Pretendere tanto, offrire nulla: potrebbe essere questo il motto del sistema scolastico italiano nei confronti degli studenti. Ci hanno chiesto di essere eccellenti in tutte le materie, ma ci hanno lasciato crescere in aule fatiscenti (ma con il crocifisso). Ci hanno chiesto di essere maturi ma ci hanno sollecitato a competere l’uno con l’altro e non ad unire le forze. Hanno preteso che fossimo sempre puntuali, senza chiedersi come saremmo ogni giorno arrivati in aula. Ci hanno parlato di un’istruzione gratuita e di tasse. Ma nessuno dice mai quanto costino i libri. Ci vogliono dinamici, idonei a lavori di gruppo, ma non hanno mai pensato di darci delle aule (scolastiche, universitarie) dove sollecitare lo studio di gruppo che potesse essere anche uno stimolo a confrontarsi liberamente su temi e materie oggetto di studio. Ci dicono che dobbiamo fare presto, ma ci tolgono le borse di studio. Ci chiedono di essere perfetti, senza darci la possibilità di essere liberi.

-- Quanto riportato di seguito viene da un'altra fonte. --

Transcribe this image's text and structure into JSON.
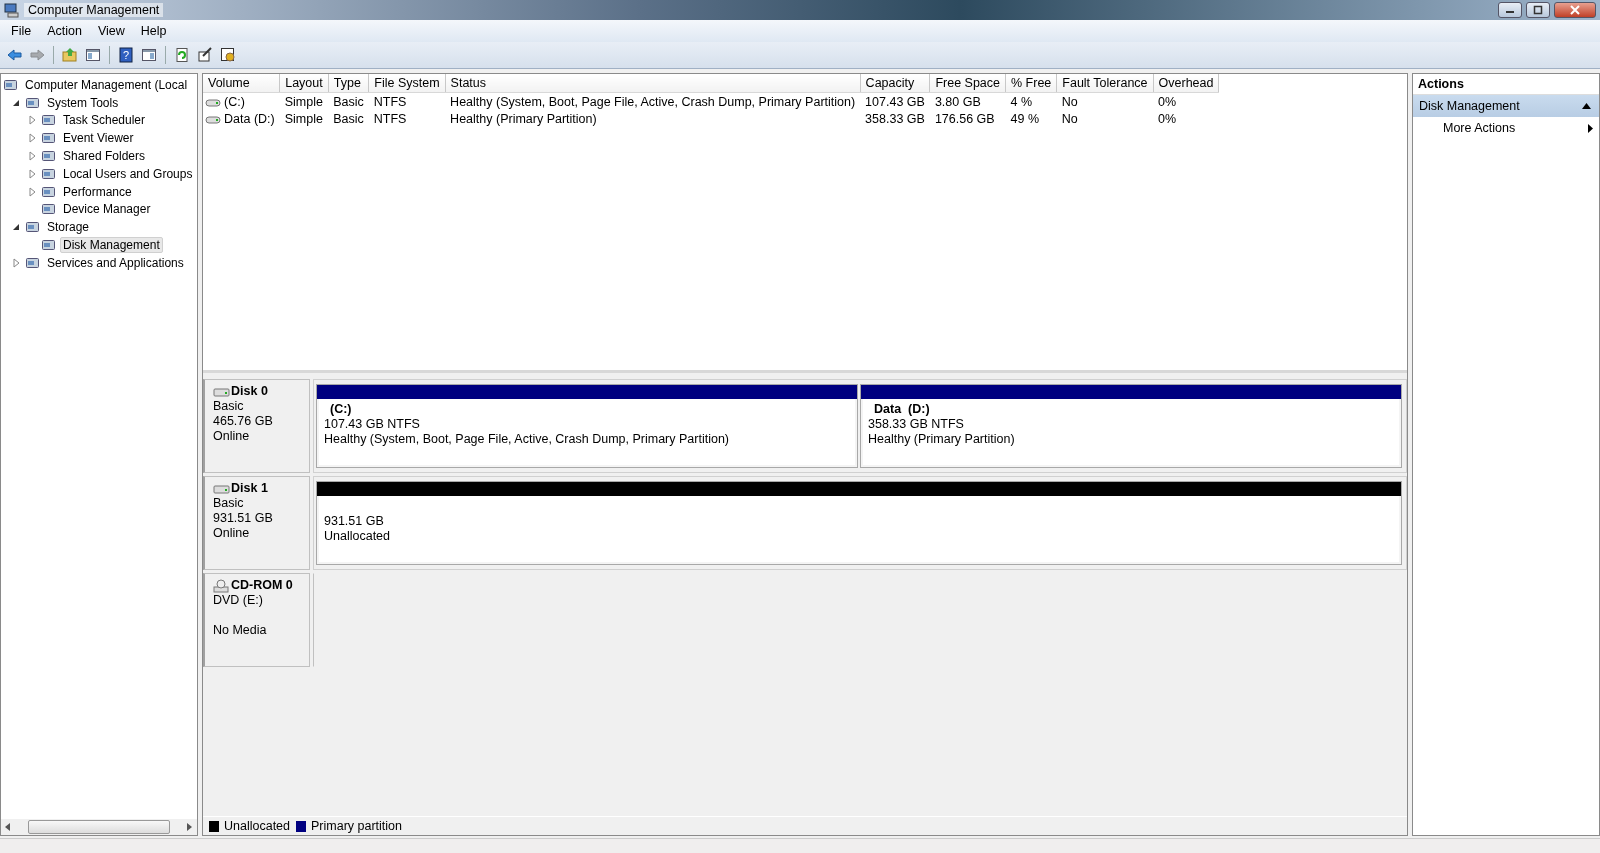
{
  "window": {
    "title": "Computer Management"
  },
  "menu": [
    "File",
    "Action",
    "View",
    "Help"
  ],
  "toolbar": [
    {
      "kind": "back",
      "disabled": false
    },
    {
      "kind": "forward",
      "disabled": true
    },
    {
      "kind": "up",
      "disabled": false
    },
    {
      "kind": "tree-pane",
      "disabled": false
    },
    {
      "kind": "help",
      "label": "?",
      "disabled": false
    },
    {
      "kind": "action-pane",
      "disabled": false
    },
    {
      "kind": "refresh",
      "disabled": false
    },
    {
      "kind": "properties",
      "disabled": false
    },
    {
      "kind": "settings",
      "disabled": false
    }
  ],
  "tree": [
    {
      "label": "Computer Management (Local",
      "selected": false,
      "children": [
        {
          "label": "System Tools",
          "selected": false,
          "expanded": true,
          "children": [
            {
              "label": "Task Scheduler",
              "selected": false,
              "expanded": false
            },
            {
              "label": "Event Viewer",
              "selected": false,
              "expanded": false
            },
            {
              "label": "Shared Folders",
              "selected": false,
              "expanded": false
            },
            {
              "label": "Local Users and Groups",
              "selected": false,
              "expanded": false
            },
            {
              "label": "Performance",
              "selected": false,
              "expanded": false
            },
            {
              "label": "Device Manager",
              "selected": false
            }
          ]
        },
        {
          "label": "Storage",
          "selected": false,
          "expanded": true,
          "children": [
            {
              "label": "Disk Management",
              "selected": true
            }
          ]
        },
        {
          "label": "Services and Applications",
          "selected": false,
          "expanded": false
        }
      ]
    }
  ],
  "table": {
    "columns": [
      "Volume",
      "Layout",
      "Type",
      "File System",
      "Status",
      "Capacity",
      "Free Space",
      "% Free",
      "Fault Tolerance",
      "Overhead"
    ],
    "rows": [
      [
        "(C:)",
        "Simple",
        "Basic",
        "NTFS",
        "Healthy (System, Boot, Page File, Active, Crash Dump, Primary Partition)",
        "107.43 GB",
        "3.80 GB",
        "4 %",
        "No",
        "0%"
      ],
      [
        "Data (D:)",
        "Simple",
        "Basic",
        "NTFS",
        "Healthy (Primary Partition)",
        "358.33 GB",
        "176.56 GB",
        "49 %",
        "No",
        "0%"
      ]
    ]
  },
  "disks": [
    {
      "kind": "disk",
      "name": "Disk 0",
      "type": "Basic",
      "size": "465.76 GB",
      "status": "Online",
      "partitions": [
        {
          "kind": "primary",
          "label": "(C:)",
          "size": "107.43 GB NTFS",
          "status": "Healthy (System, Boot, Page File, Active, Crash Dump, Primary Partition)"
        },
        {
          "kind": "primary",
          "label": "Data  (D:)",
          "size": "358.33 GB NTFS",
          "status": "Healthy (Primary Partition)"
        }
      ]
    },
    {
      "kind": "disk",
      "name": "Disk 1",
      "type": "Basic",
      "size": "931.51 GB",
      "status": "Online",
      "partitions": [
        {
          "kind": "unallocated",
          "size": "931.51 GB",
          "status": "Unallocated"
        }
      ]
    },
    {
      "kind": "cdrom",
      "name": "CD-ROM 0",
      "type": "DVD (E:)",
      "status": "No Media"
    }
  ],
  "legend": [
    {
      "label": "Unallocated",
      "color": "#000000"
    },
    {
      "label": "Primary partition",
      "color": "#000080"
    }
  ],
  "actions": {
    "title": "Actions",
    "sections": [
      {
        "title": "Disk Management",
        "expanded": true,
        "items": [
          "More Actions"
        ]
      }
    ]
  }
}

Siamo studenti. Siamo il Quarto Stato del nuovo millennio. Riconosciuti all’estero per la nostra preparazione e il nostro (nostro e non vostro) impegno. A tratti autodidatti e sempre pronti a far fronte alle difficoltà tutte italiane.
L’augurio per il nuovo anno è che gli studenti siano sempre più consapevoli della loro importanza in questo paese. E che col tempo diventi sempre meno difficile riappropriarsi dei propri spazi e autodeterminarsi. È l’augurio di Asinu che anche nell’anno nuovo proverà ad essere la voce degli studenti. La voce di questo Quarto Stato di cui si sente parte.